環境省、汚染土減容・再生技術開発計画案発表……15年度に技術戦略概略版作成 画像 環境省、汚染土減容・再生技術開発計画案発表……15年度に技術戦略概略版作成

マネジメント

 環境省は21日、福島第1原発事故に伴う福島県内の除染作業で発生している膨大な汚染土などの最終処分量を減らすため、官民で今後取り組む減容・再生利用技術の開発計画案をまとめた。15年度に建設会社などが保有している技術の現況と課題を整理。技術のさらなる高度化に向けて取り組む今後10年程度の開発戦略の概略版を作る。16年度末には公共土木事業への再利用を促す技術指針も整備する。詳細な技術開発計画作りは、同日発足した有識者会議「中間貯蔵除去土壌等の減容・再生利用技術開発戦略検討会」(座長・細見正明東京農工大大学院教授)が担当する。土木研究所や国立環境研究所の担当者らで構成。オブザーバーとして山内正彦国土交通省総合政策局公共事業企画調整課長も参加する。

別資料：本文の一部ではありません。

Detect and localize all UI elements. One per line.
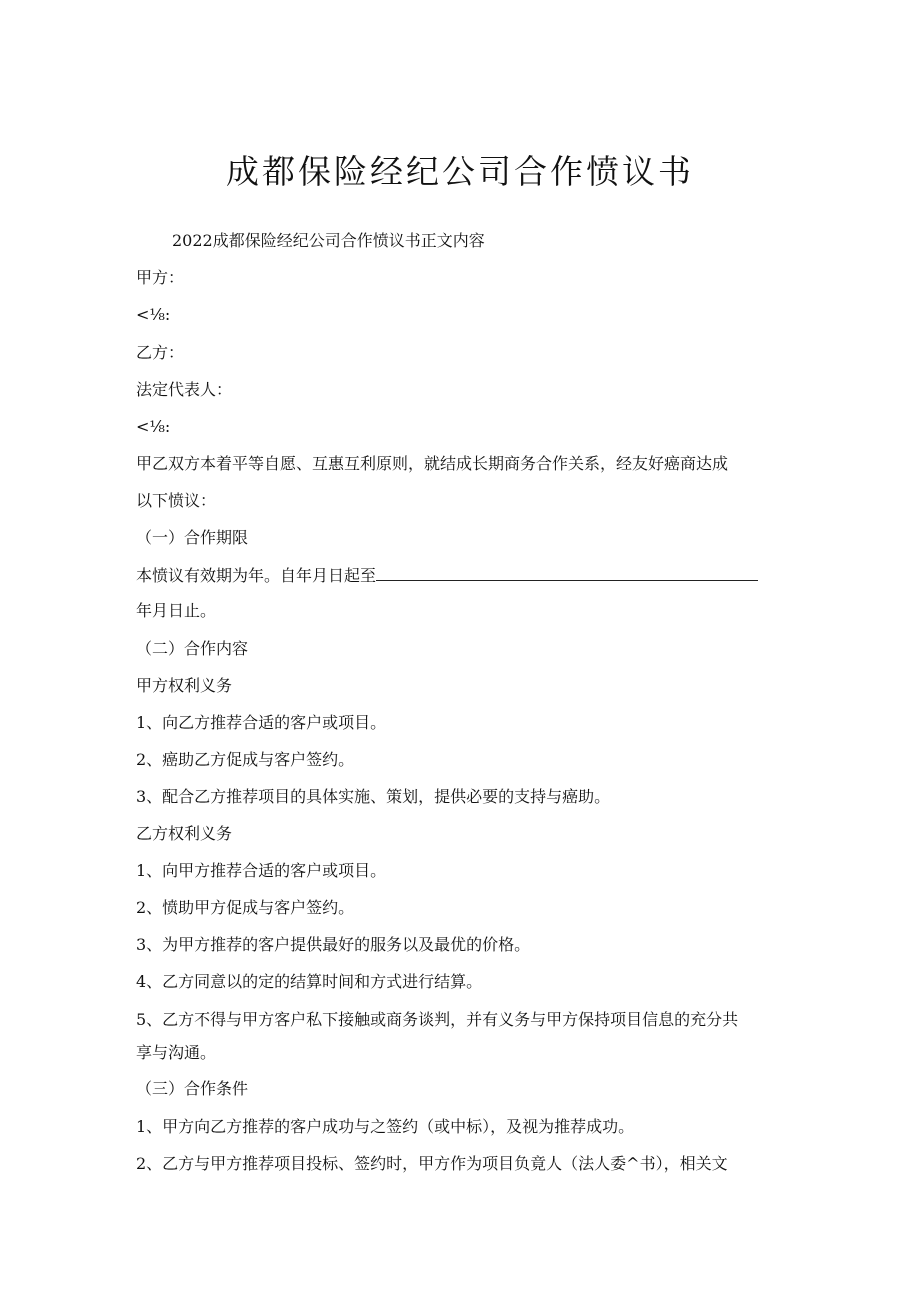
party-a-item-2: 2、癌助乙方促成与客户签约。 <box>136 750 355 769</box>
term-line-2: 年月日止。 <box>136 601 217 620</box>
intro-line-1: 甲乙双方本着平等自愿、互惠互利原则，就结成长期商务合作关系，经友好癌商达成 <box>136 454 729 473</box>
term-blank-underline <box>376 564 758 581</box>
condition-item-2: 2、乙方与甲方推荐项目投标、签约时，甲方作为项目负竟人（法人委^书），相关文 <box>136 1154 728 1173</box>
section-3-heading: （三）合作条件 <box>136 1079 249 1098</box>
party-b-item-4: 4、乙方同意以的定的结算时间和方式进行结算。 <box>136 972 483 991</box>
section-1-heading: （一）合作期限 <box>136 528 249 547</box>
party-b-item-1: 1、向甲方推荐合适的客户或项目。 <box>136 861 387 880</box>
document-title: 成都保险经纪公司合作愤议书 <box>226 152 694 191</box>
party-b-item-5-line-1: 5、乙方不得与甲方客户私下接触或商务谈判，并有义务与甲方保持项目信息的充分共 <box>136 1010 739 1029</box>
party-b-address: <⅛: <box>136 417 171 436</box>
party-b-item-3: 3、为甲方推荐的客户提供最好的服务以及最优的价格。 <box>136 935 531 954</box>
party-a-rights-title: 甲方权利义务 <box>136 676 233 695</box>
party-b-item-5-line-2: 享与沟通。 <box>136 1043 217 1062</box>
document-subtitle: 2022成都保险经纪公司合作愤议书正文内容 <box>172 231 485 250</box>
party-a-address: <⅛: <box>136 305 171 324</box>
party-a-label: 甲方： <box>136 268 185 287</box>
party-b-rights-title: 乙方权利义务 <box>136 824 233 843</box>
party-a-item-3: 3、配合乙方推荐项目的具体实施、策划，提供必要的支持与癌助。 <box>136 787 611 806</box>
term-text: 本愤议有效期为年。自年月日起至 <box>136 566 377 585</box>
party-a-item-1: 1、向乙方推荐合适的客户或项目。 <box>136 713 387 732</box>
party-b-item-2: 2、愤助甲方促成与客户签约。 <box>136 898 355 917</box>
intro-line-2: 以下愤议： <box>136 491 217 510</box>
legal-rep-label: 法定代表人： <box>136 380 233 399</box>
section-2-heading: （二）合作内容 <box>136 639 249 658</box>
term-line-1 <box>136 564 758 587</box>
condition-item-1: 1、甲方向乙方推荐的客户成功与之签约（或中标），及视为推荐成功。 <box>136 1117 635 1136</box>
party-b-label: 乙方： <box>136 343 185 362</box>
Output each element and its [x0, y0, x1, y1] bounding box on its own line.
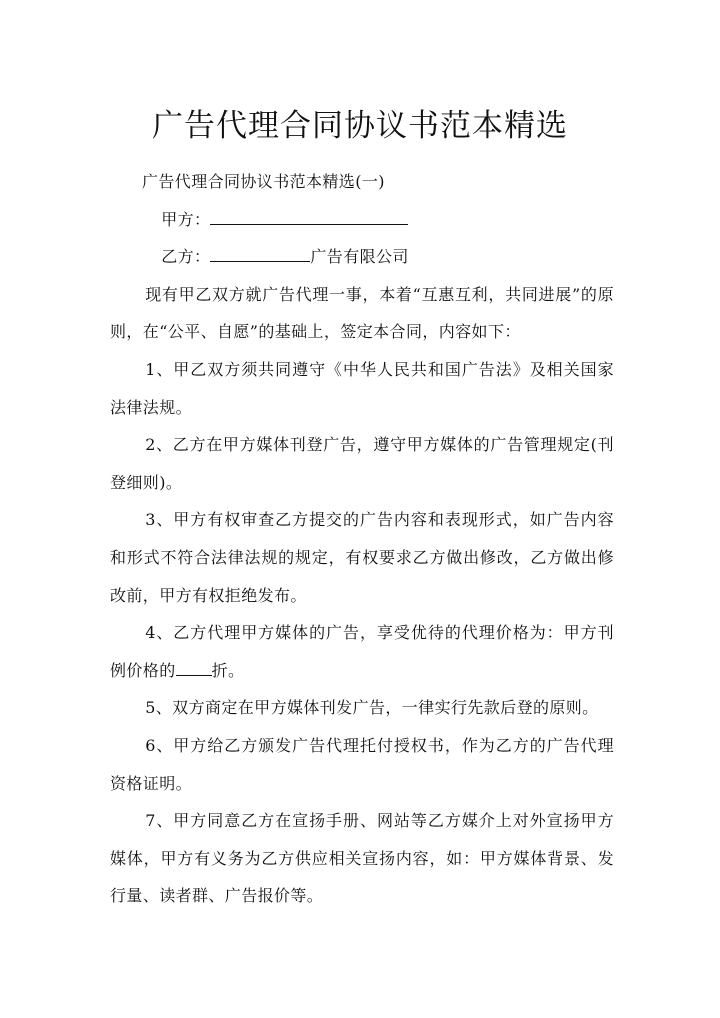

 同日の初会合であいさつした小里泰弘環境副大臣は「できるだけ再生利用量を増やして最終処分量を減らすことが大事だ。今後の技術開発の方向性や再生利用の考え方についてそれぞれの立場から意見をいただきたい」と呼び掛けた。検討会は、15年度に減容化技術の実証を進めつつ、今後10年程度の技術開発戦略の概略版を作成。16年度以降は技術開発の進ちょく状況に応じて戦略をより詳細な内容へと見直していく。16年度末をめどに、道路の盛り土など公共事業に再生利用する場合の要求品質や安全性評価方法などをまとめた技術指針も作る。
 福島県内の除染による汚染土などの推定発生量は、最大で東京ドーム18杯分に相当する約2200万立方メートル。原発に近い双葉、大熊両町に国が建設する中間貯蔵施設にいったん保管(最長30年間)してから、県外で最終処分することが決まっている。中間貯蔵では、30年程度で放射性物質の濃度が物理的減衰だけで貯蔵開始時の約4割にまで低減する効果が見込めるが、現時点でその後の最終処分地や最終処分の具体的な方法は決まっていない。そこで環境省は、今のうちから最終処分の負担を軽減できる減容・再生利用技術の開発に取り組み、最終処分地の早期決定と将来的な周辺住民の健康リスク回避を目指すことにした。